The thing about this lockdown reviewing is that I can pretty much go where I want in the world. Over last weekend I found myself in theatres in London, Northampton and Edinburgh (all virtually of course). Today, I might visit New York and I’ve also got my eye on theatre productions in Sydney, Paris and Moscow. Last night though I was in the north west of England for I’m happy to say I hit upon Northern Comedy Theatre’s live Zoomed production of Doing Shakespeare. This is my 100th online review since starting out in March and I thought it would be too obvious to go for one of the big boys and watch another National Theatre At Home production or the RSC on BBC iPlayer. Instead I fancied a proper live performance even if I couldn’t see the rest of the audience. And that’s the thing about a live Zoomed play; you can, if you want to, imagine it is happening solely for your benefit. From the description I thought this play was bound to hit a chord as most Tuesdays I’m heading up a play reading group that puts on Zoom performances. Indeed, our virtual show tonight is actually a selection of Shakespeare’s finest moments – so absolutely perfect then.
Doing Shakespeare is a meta and of the moment comedy play about doing a Zoomed play production of a play on Zoom – with me so far? It has all the usual technological pitfalls, drawbacks and knotty moments on display…it’s funny when it’s someone else it’s happening to but not so funny when you’re in the midst of it. Indeed, so well-integrated is the content into the world of video conferencing that I couldn’t decide whether the occasional glitches were coincidental or cleverly planted into the fabric. Either way it works when the technology almost doesn’t – if you take my meaning. So, what of the actual content?
The six people who appear before us are all apparently from the Felching Players who are attempting an online digital Shakespeare festival (any similarity to Rob Myles’s actual The Show Must Go Online project – which I had a great time being part of six weeks ago – is, I’m sure, coincidental). This is all fine and good but, unfortunately, following earlier misunderstandings they have all been concentrating on different plays and they all want to stick with the one they’ve gone away and prepared. The group leader (or as he styles himself artistic di – rec -torrr) Tom (Connor Simkins) apparently listens to the others’ suggestions and then still does what he wants to do, which in this case is cast himself as King Lear. Ebon (Kieran Maleedy) wants to give his Hamlet, Rebecca (Vikki Earle) is up for doing Shrew and Jason (Rob Hardie) fancies himself as Romeo…and as Juliet…and as the Prologue and… Late comer to the meeting Terri (Kathryn Chambers) is convinced they decided on Macbeth and appears in full Witch outfit. Judith (Lauren Molyneux) would rather be watching cat videos or making cupcakes but has prepared the one Shakespeare play she knows and the one she always uses whatever play the group are actually doing – unfortunately, it’s the one least known by the greatest number of people. From this disparate group and situation, David Spicer draws a currently recognisable world where actors meet up virtually but still try to impose their own egos across the ether (c.f. David Tennant and Michael Sheen in Staged), where the frustrations of being an actor unable to perform in any other way mean that tempers soon flare and where if only people stopped talking for a moment and actually listened they might get something done.
The young cast of Northern Comedy, brings a great deal of energy to what they are doing. It’s difficult to judge just how good they might be as, in this, they are pretty much playing a bunch of incompetents. Given that, generally, you need to be pretty good in order to do that convincingly, I’m going to assume they were actually knocking it out of the park. I was particularly drawn to Kathryn Chambers who, with the standard videoed background of the northern lights, made a splendid witch and we also got to see flashes of her Lady Macbeth and the Porter. I also enjoyed Kieran Maleedy’s reactions to the running gag perpetrated on his character Ebon as the others kept tricking him into saying “Macbeth”. Actually, that raises a really interesting and fundamental question – just what is the etiquette surrounding the Scottish play and actorly superstition in this “new normal”?

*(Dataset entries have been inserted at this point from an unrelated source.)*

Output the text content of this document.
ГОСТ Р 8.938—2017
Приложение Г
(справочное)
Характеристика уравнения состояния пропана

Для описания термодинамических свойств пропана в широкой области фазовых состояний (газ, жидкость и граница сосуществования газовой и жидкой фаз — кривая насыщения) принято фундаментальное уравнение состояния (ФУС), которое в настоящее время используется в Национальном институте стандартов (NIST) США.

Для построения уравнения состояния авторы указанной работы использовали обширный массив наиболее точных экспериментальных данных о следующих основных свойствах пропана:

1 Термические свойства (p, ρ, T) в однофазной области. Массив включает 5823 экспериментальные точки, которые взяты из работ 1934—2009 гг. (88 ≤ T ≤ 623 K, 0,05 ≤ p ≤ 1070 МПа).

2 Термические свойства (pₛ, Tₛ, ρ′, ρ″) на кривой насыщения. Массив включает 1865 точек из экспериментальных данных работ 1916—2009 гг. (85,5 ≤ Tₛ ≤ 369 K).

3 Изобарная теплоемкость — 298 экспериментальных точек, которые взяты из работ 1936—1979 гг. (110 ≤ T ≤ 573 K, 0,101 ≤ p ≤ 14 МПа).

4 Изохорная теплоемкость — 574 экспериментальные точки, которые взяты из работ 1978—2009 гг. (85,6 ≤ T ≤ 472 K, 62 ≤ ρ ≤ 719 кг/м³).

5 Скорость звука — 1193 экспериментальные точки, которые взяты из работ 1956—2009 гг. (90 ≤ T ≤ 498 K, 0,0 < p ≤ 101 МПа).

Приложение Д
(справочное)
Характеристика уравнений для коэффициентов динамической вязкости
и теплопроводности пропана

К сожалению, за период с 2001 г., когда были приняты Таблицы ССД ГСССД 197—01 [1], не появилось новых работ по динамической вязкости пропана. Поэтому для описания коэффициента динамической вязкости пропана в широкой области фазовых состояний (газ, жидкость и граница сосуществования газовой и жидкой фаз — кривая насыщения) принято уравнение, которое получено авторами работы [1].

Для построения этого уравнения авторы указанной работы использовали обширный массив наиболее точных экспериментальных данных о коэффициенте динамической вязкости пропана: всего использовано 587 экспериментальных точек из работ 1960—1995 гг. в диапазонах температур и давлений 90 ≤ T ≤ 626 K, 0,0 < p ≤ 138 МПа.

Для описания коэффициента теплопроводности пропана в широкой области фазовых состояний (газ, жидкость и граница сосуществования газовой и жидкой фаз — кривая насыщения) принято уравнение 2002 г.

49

The play is only 45 minutes but it would have been stretching the material a bit too thin for it to have gone on any longer; even so I did wonder whether the piece might have benefitted from a trim (wouldn’t we all at the moment?) The overlapping of the various Shakespearean pieces when the players decide to do a mash up was cleverly done and there were some interesting costume choices presumably cobbled together from whatever the Felching Players could find at home. Shaun Chambers’ direction kept things bubbling along nicely.
I’m glad I happened upon an ad for this production as watching the show suddenly made me realise what a great leveller this pandemic is turning out to be. Under normal circumstances, and I mean no disrespect, I would never have dreamed of attending this play from an unknown (to me) author performed by an unknown (to me) group. I also didn’t have to travel the length of England to get there – Dominic Cummings, eat your heart out!